When Did the UX of Streaming Become So Hostile?

By Mad Team on November 26, 2025

Somewhere between binge fatigue and autoplay tyranny, streaming platforms declared war on their own users. It’s subtle at first—just a hovering preview you didn’t ask for, a nudging carousel of content you’ll never watch, or a new UI update that hides your watchlist four taps deep. But it's not a glitch. It's a design decision. And it's making us all a little bit angrier.

I started noticing it earlier this year when my partner, a notoriously passive tech user, hurled the remote across the couch after being asked—again—if she wanted to upgrade to "Super Premium" access for early episodes. She wasn’t even done with Season 2. Something has changed. Navigation is slower. Interfaces are louder. They beg for interactions when really, I just want to watch a half-hour food doco without being harassed about the next Marvel spinoff.

Here’s the strange part. The design teams behind these platforms are the best-paid, most scrutinised squads in tech. They A/B test everything. They know where your eyeballs go before you do. Which means all these choices—the clutter, the pop-ups, the aggressive upselling—are deliberate.
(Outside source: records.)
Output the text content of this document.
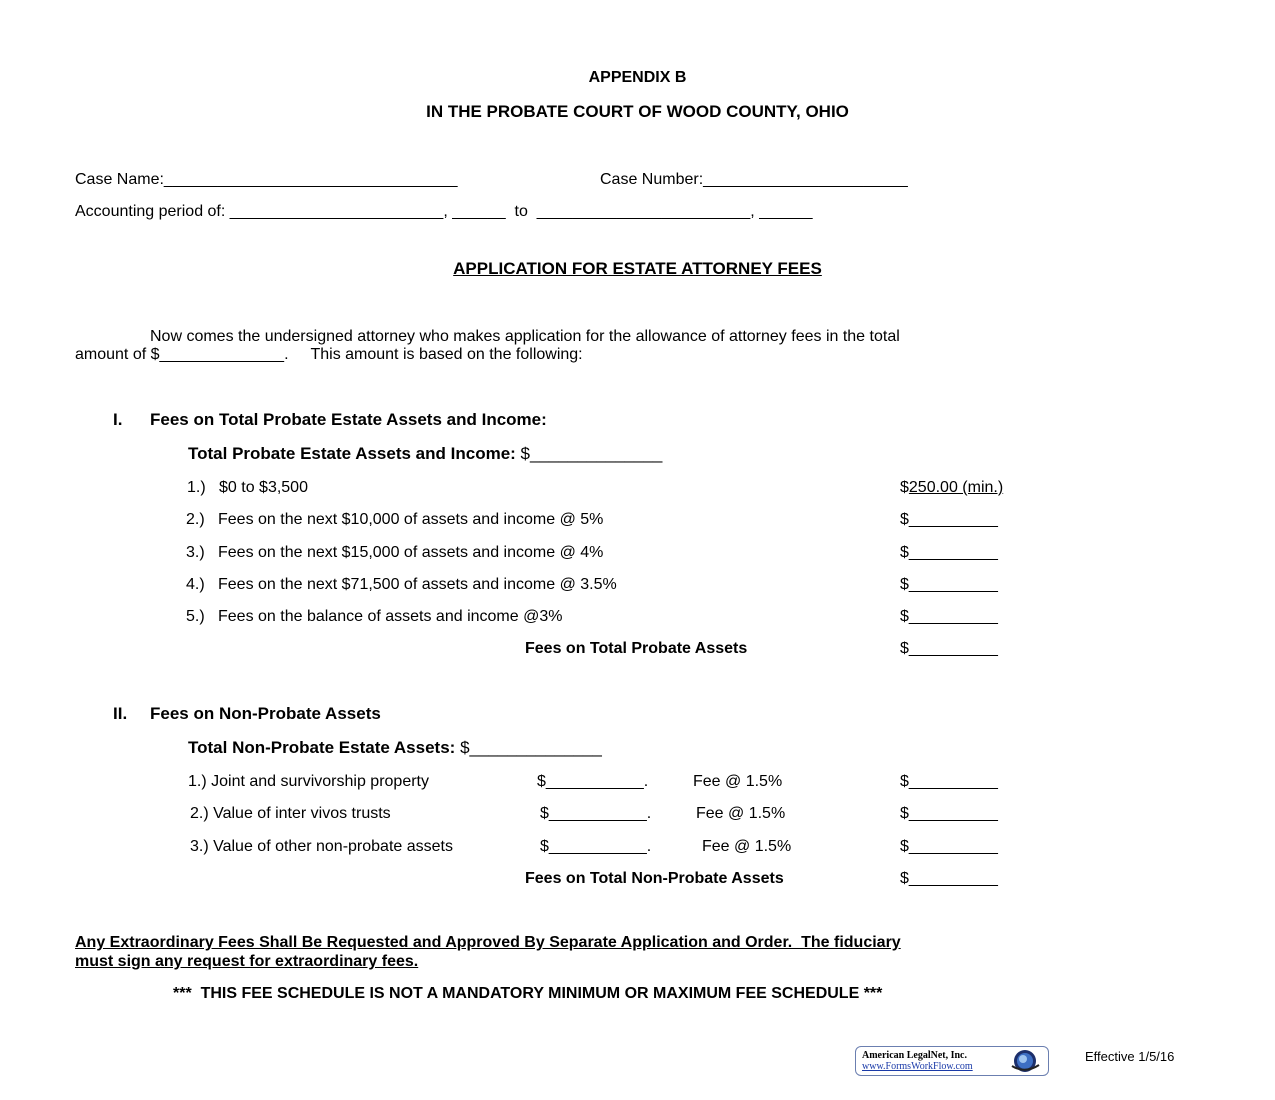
APPENDIX B
IN THE PROBATE COURT OF WOOD COUNTY, OHIO
Case Name:_________________________________	Case Number:_______________________
Accounting period of: ________________________, ______  to  ________________________, ______
APPLICATION FOR ESTATE ATTORNEY FEES
Now comes the undersigned attorney who makes application for the allowance of attorney fees in the total
amount of $______________.     This amount is based on the following:
I. Fees on Total Probate Estate Assets and Income:
Total Probate Estate Assets and Income: $______________
1.)   $0 to $3,500	$250.00 (min.)
2.)   Fees on the next $10,000 of assets and income @ 5%	$__________
3.)   Fees on the next $15,000 of assets and income @ 4%	$__________
4.)   Fees on the next $71,500 of assets and income @ 3.5%	$__________
5.)   Fees on the balance of assets and income @3%	$__________
Fees on Total Probate Assets	$__________
II. Fees on Non-Probate Assets
Total Non-Probate Estate Assets: $______________
1.) Joint and survivorship property	$___________.	Fee @ 1.5%	$__________
2.) Value of inter vivos trusts	$___________.	Fee @ 1.5%	$__________
3.) Value of other non-probate assets	$___________.	Fee @ 1.5%	$__________
Fees on Total Non-Probate Assets	$__________
Any Extraordinary Fees Shall Be Requested and Approved By Separate Application and Order.  The fiduciary
must sign any request for extraordinary fees.
***  THIS FEE SCHEDULE IS NOT A MANDATORY MINIMUM OR MAXIMUM FEE SCHEDULE ***
American LegalNet, Inc.
www.FormsWorkFlow.com
Effective 1/5/16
Streaming UX used to be built on trust: if we made content easy to access, people would stay. Now, it's built on interruption.
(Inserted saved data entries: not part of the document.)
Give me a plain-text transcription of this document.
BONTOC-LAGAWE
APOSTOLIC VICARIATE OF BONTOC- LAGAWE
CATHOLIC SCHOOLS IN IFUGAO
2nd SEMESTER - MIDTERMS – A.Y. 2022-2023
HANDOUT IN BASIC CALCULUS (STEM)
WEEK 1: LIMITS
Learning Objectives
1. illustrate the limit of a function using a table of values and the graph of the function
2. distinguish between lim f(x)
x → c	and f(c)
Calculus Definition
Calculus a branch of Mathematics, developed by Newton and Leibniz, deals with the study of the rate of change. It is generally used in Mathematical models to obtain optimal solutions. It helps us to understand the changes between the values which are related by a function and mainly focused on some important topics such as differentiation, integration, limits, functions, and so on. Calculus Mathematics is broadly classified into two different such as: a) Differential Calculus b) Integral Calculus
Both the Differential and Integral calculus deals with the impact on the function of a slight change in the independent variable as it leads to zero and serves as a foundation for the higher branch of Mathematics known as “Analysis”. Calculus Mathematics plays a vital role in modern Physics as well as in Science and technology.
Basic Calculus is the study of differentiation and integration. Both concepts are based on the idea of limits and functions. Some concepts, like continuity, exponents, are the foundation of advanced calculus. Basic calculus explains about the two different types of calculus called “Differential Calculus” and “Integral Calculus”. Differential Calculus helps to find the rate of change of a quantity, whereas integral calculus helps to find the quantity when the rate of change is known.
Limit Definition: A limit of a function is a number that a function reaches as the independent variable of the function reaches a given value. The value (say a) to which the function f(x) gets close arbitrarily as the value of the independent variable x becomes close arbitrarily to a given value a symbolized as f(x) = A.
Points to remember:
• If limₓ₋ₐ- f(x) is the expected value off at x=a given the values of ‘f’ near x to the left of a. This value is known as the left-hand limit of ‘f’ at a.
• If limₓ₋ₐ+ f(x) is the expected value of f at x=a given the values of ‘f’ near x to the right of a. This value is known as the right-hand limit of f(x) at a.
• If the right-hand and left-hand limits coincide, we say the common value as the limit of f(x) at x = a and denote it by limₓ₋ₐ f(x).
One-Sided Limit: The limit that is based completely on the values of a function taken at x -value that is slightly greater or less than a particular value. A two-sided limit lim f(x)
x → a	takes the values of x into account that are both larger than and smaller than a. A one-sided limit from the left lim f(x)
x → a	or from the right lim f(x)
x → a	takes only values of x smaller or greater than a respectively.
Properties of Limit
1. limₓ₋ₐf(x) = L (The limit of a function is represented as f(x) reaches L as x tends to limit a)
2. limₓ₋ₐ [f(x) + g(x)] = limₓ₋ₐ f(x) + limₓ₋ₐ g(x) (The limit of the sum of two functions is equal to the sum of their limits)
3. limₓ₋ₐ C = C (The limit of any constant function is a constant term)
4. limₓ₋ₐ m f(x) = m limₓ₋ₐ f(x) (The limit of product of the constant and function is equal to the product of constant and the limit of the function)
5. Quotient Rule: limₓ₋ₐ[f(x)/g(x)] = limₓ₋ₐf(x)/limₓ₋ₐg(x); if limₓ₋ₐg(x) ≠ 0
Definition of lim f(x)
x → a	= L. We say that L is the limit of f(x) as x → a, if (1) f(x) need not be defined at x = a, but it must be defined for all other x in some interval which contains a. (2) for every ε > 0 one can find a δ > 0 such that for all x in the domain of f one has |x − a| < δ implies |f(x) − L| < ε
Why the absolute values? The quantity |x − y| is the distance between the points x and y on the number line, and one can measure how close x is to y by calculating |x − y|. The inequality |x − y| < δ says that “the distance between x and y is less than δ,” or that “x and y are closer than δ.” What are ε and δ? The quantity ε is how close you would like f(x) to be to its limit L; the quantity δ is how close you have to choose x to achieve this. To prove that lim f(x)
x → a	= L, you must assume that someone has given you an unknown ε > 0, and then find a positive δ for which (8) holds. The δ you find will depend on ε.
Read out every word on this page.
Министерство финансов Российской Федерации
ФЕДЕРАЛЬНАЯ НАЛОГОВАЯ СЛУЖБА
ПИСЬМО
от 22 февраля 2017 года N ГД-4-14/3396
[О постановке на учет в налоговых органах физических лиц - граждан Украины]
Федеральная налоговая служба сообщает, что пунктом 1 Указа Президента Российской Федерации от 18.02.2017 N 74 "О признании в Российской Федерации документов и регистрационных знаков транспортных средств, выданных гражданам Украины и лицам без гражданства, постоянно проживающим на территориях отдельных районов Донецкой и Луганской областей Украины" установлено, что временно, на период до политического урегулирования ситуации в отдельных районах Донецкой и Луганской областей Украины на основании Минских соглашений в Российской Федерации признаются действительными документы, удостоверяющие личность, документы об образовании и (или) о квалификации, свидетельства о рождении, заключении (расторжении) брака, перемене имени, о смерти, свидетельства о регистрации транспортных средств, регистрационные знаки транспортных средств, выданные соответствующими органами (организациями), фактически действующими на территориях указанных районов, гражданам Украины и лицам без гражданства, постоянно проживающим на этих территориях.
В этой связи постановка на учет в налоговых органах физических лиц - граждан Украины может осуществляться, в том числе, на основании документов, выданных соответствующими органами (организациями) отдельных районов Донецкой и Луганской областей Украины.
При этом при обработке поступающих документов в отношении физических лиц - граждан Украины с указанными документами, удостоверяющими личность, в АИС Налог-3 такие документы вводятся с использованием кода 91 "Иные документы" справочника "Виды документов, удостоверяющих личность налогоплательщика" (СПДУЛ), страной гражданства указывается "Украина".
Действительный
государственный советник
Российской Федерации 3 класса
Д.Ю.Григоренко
And we let it happen. Netflix trained us to expect autoplay. Disney+ trained us to expect spinoffs. Now every interface assumes we’re children who need help deciding between a Thai horror short and another round of The Office. I’m not nostalgic for 2014, but I do miss feeling like the platform was working for me, not against my attention span. Maybe in 2025, good design isn’t quiet anymore. It’s needy. And it’s loud.